Unable to recognize that the problem lies with his own limited world view, Mike Bloomberg continues along the same self destructive path that got us to this point. As the Siegels observe: "During the peak years of 2003 to mid-2008, wages outside of Manhattan were essentially stagnant for the middle class, while the costs of housing, electricity, water and phone service rose sharply under Mayor Bloomberg. A report by the liberal Center for the Urban Future, "Reviving the City of Aspiration," reports that a person can live in Houston for $50,000 a year at the same standard as he or she would in Manhattan with a $123,000 income. "Astonishingly," the report notes, more residents left the five boroughs for other locales in each of the five years between 2002 and 2006 "than in 1993, when the city," suffering from staggering job losses and high crime, "was in seemingly far worse shape."

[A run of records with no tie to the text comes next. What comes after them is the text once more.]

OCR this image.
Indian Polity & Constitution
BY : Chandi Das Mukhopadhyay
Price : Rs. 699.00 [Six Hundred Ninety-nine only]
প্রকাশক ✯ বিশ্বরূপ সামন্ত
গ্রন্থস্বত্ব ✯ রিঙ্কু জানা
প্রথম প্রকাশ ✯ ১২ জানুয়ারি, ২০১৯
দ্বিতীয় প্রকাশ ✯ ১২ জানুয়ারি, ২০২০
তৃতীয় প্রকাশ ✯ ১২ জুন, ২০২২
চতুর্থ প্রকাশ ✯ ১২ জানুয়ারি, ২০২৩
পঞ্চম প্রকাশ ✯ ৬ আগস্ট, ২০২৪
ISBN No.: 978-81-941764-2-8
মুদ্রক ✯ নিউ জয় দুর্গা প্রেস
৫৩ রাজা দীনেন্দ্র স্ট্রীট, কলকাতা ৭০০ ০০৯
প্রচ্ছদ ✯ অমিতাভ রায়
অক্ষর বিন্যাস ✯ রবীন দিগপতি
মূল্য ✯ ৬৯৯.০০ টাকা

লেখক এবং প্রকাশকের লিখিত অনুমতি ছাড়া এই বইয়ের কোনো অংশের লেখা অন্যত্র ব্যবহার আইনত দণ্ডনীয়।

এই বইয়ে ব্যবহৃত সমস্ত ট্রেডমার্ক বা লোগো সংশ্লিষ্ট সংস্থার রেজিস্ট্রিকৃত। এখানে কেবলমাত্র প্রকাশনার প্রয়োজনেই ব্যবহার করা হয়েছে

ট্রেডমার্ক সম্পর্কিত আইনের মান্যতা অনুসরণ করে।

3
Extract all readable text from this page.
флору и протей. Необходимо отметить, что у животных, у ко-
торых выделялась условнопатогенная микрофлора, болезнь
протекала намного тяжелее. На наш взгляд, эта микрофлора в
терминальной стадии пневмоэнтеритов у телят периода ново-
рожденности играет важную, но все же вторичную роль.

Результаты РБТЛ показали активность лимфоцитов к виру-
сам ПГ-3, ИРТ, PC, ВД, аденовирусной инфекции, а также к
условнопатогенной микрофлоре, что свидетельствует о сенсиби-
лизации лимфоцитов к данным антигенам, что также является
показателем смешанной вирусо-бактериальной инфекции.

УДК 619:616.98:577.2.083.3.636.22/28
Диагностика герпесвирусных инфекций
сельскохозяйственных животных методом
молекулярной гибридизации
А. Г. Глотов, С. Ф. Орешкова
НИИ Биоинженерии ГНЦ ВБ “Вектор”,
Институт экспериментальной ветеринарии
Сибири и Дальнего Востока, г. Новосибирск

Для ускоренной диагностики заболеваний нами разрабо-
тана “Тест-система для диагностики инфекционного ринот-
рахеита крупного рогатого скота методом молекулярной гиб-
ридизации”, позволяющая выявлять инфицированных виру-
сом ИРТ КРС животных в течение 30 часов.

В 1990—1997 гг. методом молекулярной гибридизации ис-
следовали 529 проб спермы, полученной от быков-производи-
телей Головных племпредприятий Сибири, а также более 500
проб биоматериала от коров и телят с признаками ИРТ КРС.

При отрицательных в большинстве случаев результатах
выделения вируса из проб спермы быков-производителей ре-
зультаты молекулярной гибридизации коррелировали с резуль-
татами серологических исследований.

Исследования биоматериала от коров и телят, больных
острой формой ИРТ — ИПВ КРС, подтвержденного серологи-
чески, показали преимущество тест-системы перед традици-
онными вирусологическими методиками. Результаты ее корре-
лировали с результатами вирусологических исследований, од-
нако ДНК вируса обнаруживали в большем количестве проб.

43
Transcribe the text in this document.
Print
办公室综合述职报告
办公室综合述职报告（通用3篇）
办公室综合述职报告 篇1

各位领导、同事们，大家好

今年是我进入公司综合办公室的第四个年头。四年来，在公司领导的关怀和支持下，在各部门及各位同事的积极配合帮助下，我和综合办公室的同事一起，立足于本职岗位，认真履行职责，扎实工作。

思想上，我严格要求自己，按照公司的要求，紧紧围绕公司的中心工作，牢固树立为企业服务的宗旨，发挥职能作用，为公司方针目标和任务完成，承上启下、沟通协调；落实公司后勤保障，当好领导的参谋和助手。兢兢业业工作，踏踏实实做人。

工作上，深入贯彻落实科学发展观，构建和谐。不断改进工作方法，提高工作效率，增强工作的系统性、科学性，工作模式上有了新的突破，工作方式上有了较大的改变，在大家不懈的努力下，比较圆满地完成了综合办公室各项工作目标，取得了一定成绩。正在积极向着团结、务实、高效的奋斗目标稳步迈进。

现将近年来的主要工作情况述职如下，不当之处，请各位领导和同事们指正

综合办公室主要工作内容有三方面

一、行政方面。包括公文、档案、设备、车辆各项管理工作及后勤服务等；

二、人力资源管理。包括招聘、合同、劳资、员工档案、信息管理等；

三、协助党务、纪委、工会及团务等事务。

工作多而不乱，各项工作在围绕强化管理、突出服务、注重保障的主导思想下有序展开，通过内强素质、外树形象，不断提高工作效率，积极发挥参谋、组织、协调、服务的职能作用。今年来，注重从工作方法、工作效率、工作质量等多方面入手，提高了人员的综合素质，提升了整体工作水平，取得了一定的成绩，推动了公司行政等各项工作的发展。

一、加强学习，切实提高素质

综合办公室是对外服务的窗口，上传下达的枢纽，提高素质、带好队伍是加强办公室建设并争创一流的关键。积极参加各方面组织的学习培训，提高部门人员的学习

Driven out by the rising costs of government, and a mayor who has no understanding of what needed to be done to reduce the size and scope of government-so immersed in a Wall Street driven perspective that was blind to the concerns of the shlubs in the city's neighborhoods, or the problems of small business owners: "We don't want to lose people who work on Wall Street," Mr. Bloomberg said recently, neatly summing up the dynamic in which high taxes on the rich pay for a padded public-sector work force while squeezing out entrepreneurs. "We need the tax base. Our teachers need to get paid."

So, if we do get the third term that Bloomberg has done so much to purchase, we will be in the enviable position of having a front row seat for the upcoming debacle. The mayor may well live to regret his decision to run again-and while doing so, unleashing such vitriol against an underfunded opponent. In our view, the Bloomberg retrospective will be colored by the observation that he might have been better served to gracefully exit when his legitimate term was up. But when you're this rich, it's hard to simply leave well enough alone.